The settlement offer from the Motor Insurance Bureau of Ireland was approved by Mr Justice Michael Hanna at the High Court sitting in Cork.
Tom Creed, counsel for Anna Hurley, mother of the late Richard Cambridge, said: “This is a fatal claim arising out of a road traffic accident. The plaintiff’s son, Richard Anthony Cambridge, lost his life when travelling in a car driven by Roy O’Herlihy. The deceased was just 21.”
Mr Justice Hanna said he was happy to approve the settlement.
“It is a tragic case. It is a case with huge difficulties. My sympathies to the plaintiff.”

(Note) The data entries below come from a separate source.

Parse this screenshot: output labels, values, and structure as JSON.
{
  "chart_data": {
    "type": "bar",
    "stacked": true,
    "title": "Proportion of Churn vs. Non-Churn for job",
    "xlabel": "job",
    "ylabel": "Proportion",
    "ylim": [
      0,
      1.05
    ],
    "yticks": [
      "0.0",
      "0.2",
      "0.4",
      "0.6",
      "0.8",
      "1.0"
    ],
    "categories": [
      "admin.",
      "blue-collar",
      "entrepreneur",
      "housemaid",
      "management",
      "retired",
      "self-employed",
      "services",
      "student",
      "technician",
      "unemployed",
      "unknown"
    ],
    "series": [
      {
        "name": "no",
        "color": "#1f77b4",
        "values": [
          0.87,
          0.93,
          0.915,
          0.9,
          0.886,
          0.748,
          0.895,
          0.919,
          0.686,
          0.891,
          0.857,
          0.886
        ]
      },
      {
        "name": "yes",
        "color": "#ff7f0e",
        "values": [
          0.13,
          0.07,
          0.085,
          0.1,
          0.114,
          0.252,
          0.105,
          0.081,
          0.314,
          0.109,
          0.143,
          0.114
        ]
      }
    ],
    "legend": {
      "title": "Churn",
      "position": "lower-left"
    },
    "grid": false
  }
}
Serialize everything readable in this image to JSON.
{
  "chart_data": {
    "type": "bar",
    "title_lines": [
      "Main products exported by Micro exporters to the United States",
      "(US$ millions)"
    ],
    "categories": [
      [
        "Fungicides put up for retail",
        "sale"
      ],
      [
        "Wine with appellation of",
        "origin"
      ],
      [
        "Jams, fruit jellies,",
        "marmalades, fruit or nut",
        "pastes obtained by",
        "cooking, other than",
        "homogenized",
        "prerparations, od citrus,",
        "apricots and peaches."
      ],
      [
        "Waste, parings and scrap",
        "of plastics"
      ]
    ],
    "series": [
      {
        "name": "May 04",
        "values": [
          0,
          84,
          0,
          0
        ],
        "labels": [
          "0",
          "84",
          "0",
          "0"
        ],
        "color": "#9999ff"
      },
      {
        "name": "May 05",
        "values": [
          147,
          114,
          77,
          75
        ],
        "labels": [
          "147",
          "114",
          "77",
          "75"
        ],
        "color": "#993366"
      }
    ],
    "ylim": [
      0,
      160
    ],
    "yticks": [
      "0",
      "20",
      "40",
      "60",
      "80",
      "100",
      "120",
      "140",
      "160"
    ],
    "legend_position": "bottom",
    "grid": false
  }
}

O’Herlihy, of Thomas Kent Park, The Glen, Cork, was sentenced yesterday to three years in jail with the second half of the sentence suspended at Cork Circuit Criminal Court back in 2011 for dangerous driving causing the death of Mr Cambridge at Ballyhooley Road, Ballyvolane, Cork, on March 21 2010.
Detective Sergeant Kieran O’Sullivan said the defendant stole the car after drinking all night and picked up the deceased as a passenger.
Through speed and intoxication he crashed head-on into an oncoming taxi. The defendant spent months in hospital getting treatment for injuries to both legs. The taxi driver was uninjured.
In the sentencing hearing at the time, Judge Seán Ó Donnabháin said: “As a judge who hears all sorts of cases the most heart-breaking are dangerous driving causing death where young people of previous good character and future good character — one is dead and the other has his life blighted by a conviction and sentence.
“The family [of the deceased] have spoken nobly, they are not in any way vindictive. Forget about the psychobabble you read in newspapers about closure, there is never closure if your son or brother is killed in a car at four o’clock in the morning, the hurt will never go away.”